Fitch projects the contraction of India’s GDP at 9.6% in the September quarter, 4.8% in the December quarter and 4% in the January-March period of this fiscal year.
“India imposed one of the strictest roadblocks in the world in 2Q20 and domestic demand fell dramatically. Limited fiscal support, fragilities in the financial system and a continued rise in virus cases are hampering a rapid normalization of activity, ”he said in the World Economic Outlook-September 2020 Ongoing Recovery report published on Monday.
He said that the Indian economy will rebound in fiscal year 22, pinning growth at 11%. “The double-digit growth rate that we expect for 2021-2022 simply reflects the low base in 2020; we do not expect GDP to return to pre-virus levels until 1Q22,” he said.
Covid-19 infections continue to rise, forcing some states and Union territories to re-impose restrictions, although these localized containment measures are generally less stringent than those imposed in March-April, Fitch said. “The continued spread of the virus and the imposition of sporadic closures across the country depress sentiment and disrupt economic activity,” he said.
The slump in economic activity has hurt household and business incomes, while high inflation has put additional pressure on housing budgets, Fitch said.
Fitch revised its forecast for the US to a 4.6% contraction in 2020 from a previous 5.6% decline.
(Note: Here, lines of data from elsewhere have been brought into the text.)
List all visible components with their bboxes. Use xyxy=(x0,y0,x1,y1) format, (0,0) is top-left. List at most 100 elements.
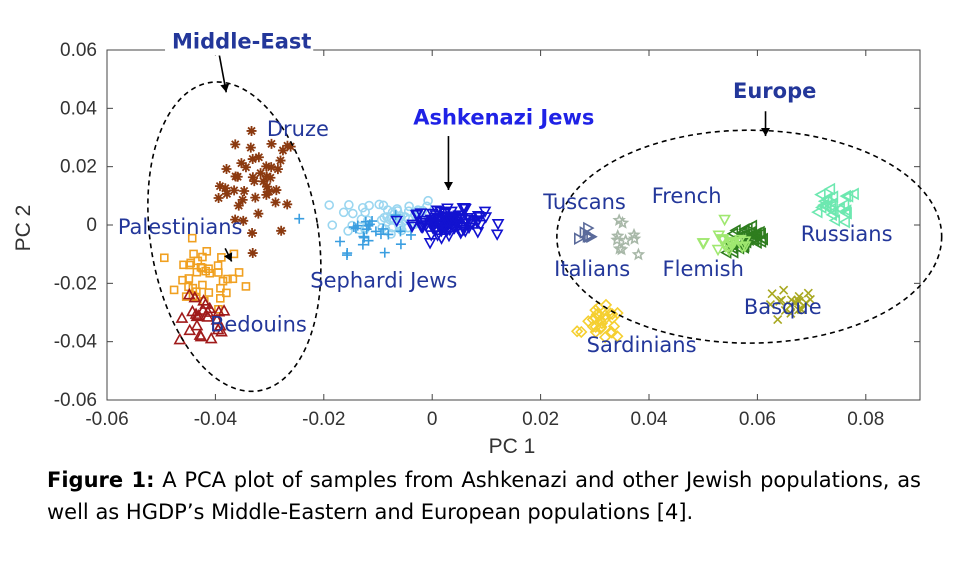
point-circle xyxy=(404,201,414,212)
point-triangle-left xyxy=(827,205,839,218)
point-triangle-left xyxy=(729,224,741,237)
point-triangle-down xyxy=(458,226,472,238)
point-triangle-left xyxy=(826,190,839,204)
point-asterisk xyxy=(247,228,258,239)
point-triangle-up xyxy=(182,287,196,300)
point-plus xyxy=(378,223,389,234)
point-asterisk xyxy=(261,161,272,172)
point-asterisk xyxy=(221,164,232,175)
point-diamond xyxy=(586,320,600,333)
point-triangle-left xyxy=(815,201,827,214)
point-triangle-left xyxy=(750,229,763,243)
point-plus xyxy=(395,239,406,250)
point-circle xyxy=(327,220,338,230)
point-square xyxy=(202,246,212,256)
point-square xyxy=(187,233,197,243)
point-triangle-down xyxy=(410,209,424,221)
point-triangle-up xyxy=(188,290,202,303)
point-triangle-down xyxy=(426,208,439,221)
point-triangle-right xyxy=(586,230,598,244)
point-x xyxy=(765,300,775,310)
series-tuscans xyxy=(573,221,598,245)
point-triangle-left xyxy=(753,225,765,239)
point-circle xyxy=(360,207,370,218)
point-asterisk xyxy=(238,215,249,226)
point-square xyxy=(218,276,228,286)
point-triangle-up xyxy=(190,318,204,331)
point-triangle-up xyxy=(194,329,208,342)
point-triangle-left xyxy=(814,188,826,201)
x-tick-label: 0.08 xyxy=(847,409,884,430)
point-circle xyxy=(324,200,335,210)
point-square xyxy=(198,252,207,262)
y-tick-label: 0 xyxy=(86,215,97,236)
point-triangle-down xyxy=(423,238,437,250)
caption-label: Figure 1: xyxy=(47,468,155,492)
point-triangle-down xyxy=(456,213,469,225)
middle-east-ellipse xyxy=(147,81,322,393)
point-triangle-left xyxy=(841,189,854,203)
point-star xyxy=(611,228,625,242)
point-plus xyxy=(348,222,359,233)
point-diamond xyxy=(607,320,621,333)
series-druze xyxy=(213,125,296,259)
point-asterisk xyxy=(270,197,281,208)
group-label-italians: Italians xyxy=(554,257,630,281)
point-triangle-down xyxy=(458,214,472,227)
point-asterisk xyxy=(258,176,269,187)
point-asterisk xyxy=(247,154,258,165)
annotation-arrows xyxy=(217,48,771,262)
point-star xyxy=(618,233,633,247)
point-triangle-up xyxy=(173,332,187,345)
point-triangle-down xyxy=(435,233,448,245)
point-star xyxy=(615,215,630,229)
point-x xyxy=(803,288,813,298)
x-tick-label: 0.04 xyxy=(631,409,668,430)
point-asterisk xyxy=(276,225,287,236)
point-diamond xyxy=(594,322,607,335)
group-ellipses xyxy=(147,81,943,393)
point-diamond xyxy=(593,309,606,322)
point-triangle-down xyxy=(696,238,710,250)
point-asterisk xyxy=(265,172,276,183)
group-label-sephardi-jews: Sephardi Jews xyxy=(310,269,457,293)
point-triangle-up xyxy=(201,310,215,322)
point-square xyxy=(234,268,244,277)
point-square xyxy=(228,274,238,284)
point-triangle-down xyxy=(430,205,444,217)
group-label-french: French xyxy=(652,184,722,208)
y-tick-label: 0.06 xyxy=(60,40,97,61)
point-triangle-left xyxy=(828,214,841,227)
point-triangle-up xyxy=(190,309,204,322)
point-diamond xyxy=(586,313,599,326)
point-triangle-left xyxy=(838,215,850,229)
point-triangle-right xyxy=(584,230,596,244)
point-triangle-left xyxy=(825,208,837,222)
x-tick-label: -0.06 xyxy=(85,409,128,430)
point-asterisk xyxy=(271,185,282,196)
point-plus xyxy=(363,235,374,246)
point-circle xyxy=(423,195,433,206)
point-diamond xyxy=(575,325,588,339)
point-triangle-down xyxy=(478,206,492,219)
point-triangle-left xyxy=(756,232,768,246)
point-triangle-down xyxy=(459,203,472,216)
point-diamond xyxy=(599,298,613,312)
point-asterisk xyxy=(264,186,275,197)
point-diamond xyxy=(599,331,612,344)
point-x xyxy=(801,298,811,308)
point-asterisk xyxy=(237,194,248,205)
point-triangle-down xyxy=(718,241,732,253)
point-triangle-up xyxy=(204,331,218,344)
point-triangle-down xyxy=(491,218,505,231)
point-x xyxy=(773,315,783,325)
series-sephardi-jews xyxy=(294,210,417,261)
point-triangle-up xyxy=(175,311,189,323)
point-square xyxy=(216,294,225,303)
group-labels: Middle-East Druze Palestinians Bedouins Ashk… xyxy=(118,28,893,357)
point-circle xyxy=(396,225,407,236)
point-triangle-left xyxy=(826,197,838,210)
point-triangle-up xyxy=(183,323,197,336)
point-asterisk xyxy=(249,176,260,187)
point-asterisk xyxy=(275,155,286,166)
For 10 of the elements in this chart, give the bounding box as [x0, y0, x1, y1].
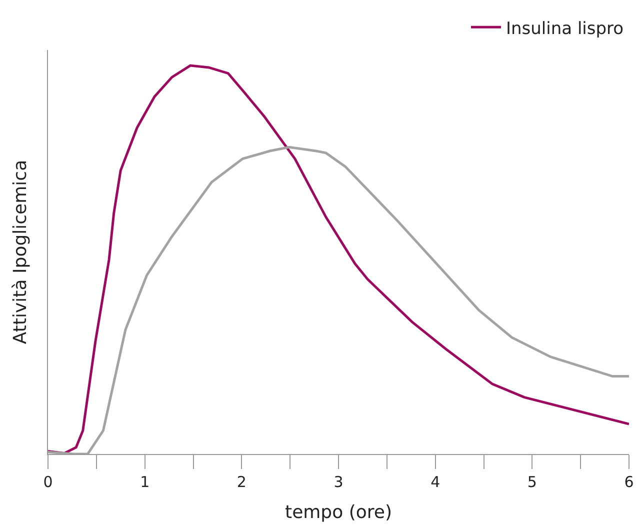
x-axis-title: tempo (ore)	[285, 502, 392, 524]
x-tick-label: 1	[140, 473, 150, 491]
x-tick-label: 5	[527, 473, 537, 491]
x-tick-label: 2	[236, 473, 246, 491]
x-tick-label: 0	[43, 473, 53, 491]
x-tick-label: 6	[624, 473, 634, 491]
x-tick-label: 4	[430, 473, 440, 491]
legend-label: Insulina lispro	[506, 18, 624, 39]
x-tick-label: 3	[334, 473, 344, 491]
y-axis-title: Attività Ipoglicemica	[10, 160, 32, 344]
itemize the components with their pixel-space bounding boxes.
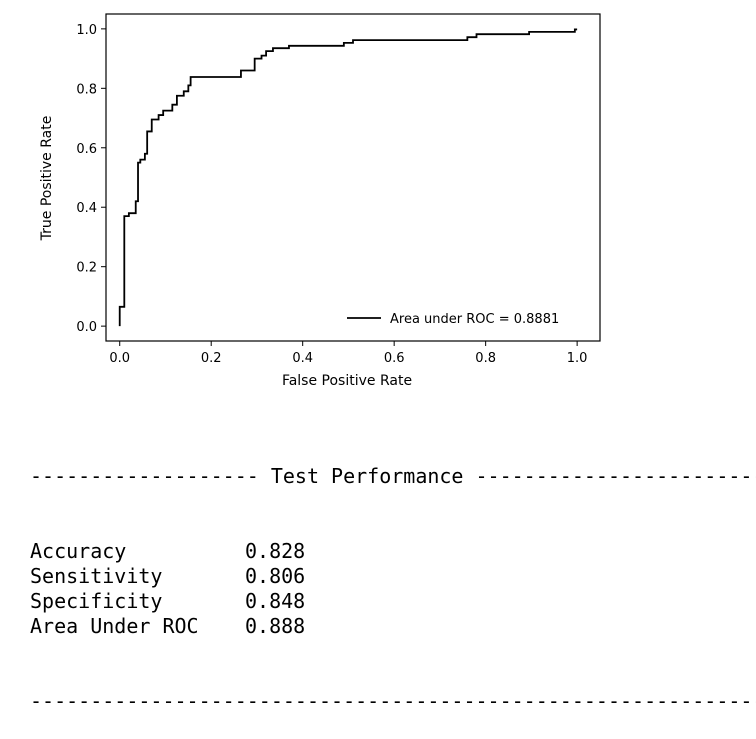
metric-label: Area Under ROC <box>30 614 199 638</box>
metric-value: 0.806 <box>245 564 306 588</box>
test-performance-report: ------------------- Test Performance ---… <box>30 414 756 739</box>
report-footer-rule: ----------------------------------------… <box>30 689 756 713</box>
roc-chart: 0.0 0.2 0.4 0.6 0.8 1.0 0.0 0.2 0.4 0.6 0.8 1.0 Ar… <box>39 13 601 389</box>
y-axis-label: True Positive Rate <box>39 116 55 242</box>
metric-row: Specificity 0.848 <box>30 589 756 614</box>
x-tick-label: 1.0 <box>567 351 588 366</box>
plot-area-frame <box>105 13 601 342</box>
report-header-rule: ------------------- Test Performance ---… <box>30 464 756 488</box>
metric-value: 0.848 <box>245 589 306 613</box>
metric-label: Accuracy <box>30 539 127 563</box>
x-tick-label: 0.4 <box>292 351 313 366</box>
y-tick-label: 0.8 <box>76 82 97 97</box>
x-axis-label: False Positive Rate <box>282 373 412 389</box>
metric-row: Sensitivity 0.806 <box>30 564 756 589</box>
metric-value: 0.828 <box>245 539 306 563</box>
y-tick-label: 0.6 <box>76 142 97 157</box>
x-tick-label: 0.2 <box>201 351 222 366</box>
x-tick-label: 0.8 <box>475 351 496 366</box>
y-tick-label: 1.0 <box>76 23 97 38</box>
metric-row: Accuracy 0.828 <box>30 539 756 564</box>
y-tick-label: 0.0 <box>76 320 97 335</box>
x-axis-ticks: 0.0 0.2 0.4 0.6 0.8 1.0 <box>109 341 587 366</box>
metric-label: Specificity <box>30 589 163 613</box>
roc-curve-line <box>118 28 578 327</box>
y-tick-label: 0.2 <box>76 261 97 276</box>
x-tick-label: 0.6 <box>384 351 405 366</box>
metric-row: Area Under ROC 0.888 <box>30 614 756 639</box>
metric-label: Sensitivity <box>30 564 163 588</box>
y-tick-label: 0.4 <box>76 201 97 216</box>
y-axis-ticks: 0.0 0.2 0.4 0.6 0.8 1.0 <box>76 23 106 335</box>
x-tick-label: 0.0 <box>109 351 130 366</box>
legend: Area under ROC = 0.8881 <box>347 312 559 327</box>
legend-entry-label: Area under ROC = 0.8881 <box>390 312 559 327</box>
metric-value: 0.888 <box>245 614 306 638</box>
report-rows: Accuracy 0.828 Sensitivity 0.806 Specificity… <box>30 539 756 639</box>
China is expected to grow 2.7% compared to 1.2% in June.
It lowered its forecast for emerging markets excluding China to -5.7% from -4.7% in June.
The euro area is forecast to contract 9% during the year compared to a previous 8% drop due to steeper declines expected in the UK (-11.5%), France (-9%), Italy (-10%) and Spain. (-13.2%).
The United Kingdom, India, France, Italy and Spain stand out as laggards, he said, adding that they experienced strict and / or prolonged lockdowns in the April-June period, where mobility levels fell sharply and a surprise to GDP fell. compared to estimates made in June.
Previously, Nomura and State Bank of India Research had lowered their India GDP projections for fiscal year 21 to -10.8% and -10.9%, respectively.
“After the NSO (National Statistics Office) released Q1 GDP, I think the whole recovery path has shifted south,” said Sunil Kumar Sinha, Ind-Ra’s chief economist, during a webinar. on Tuesday.
India Ratings said the only positive point from the supply side was agriculture, as both industry and service activities have been badly affected. He expects agriculture to grow 3.5% in fiscal year 21 from the previous year.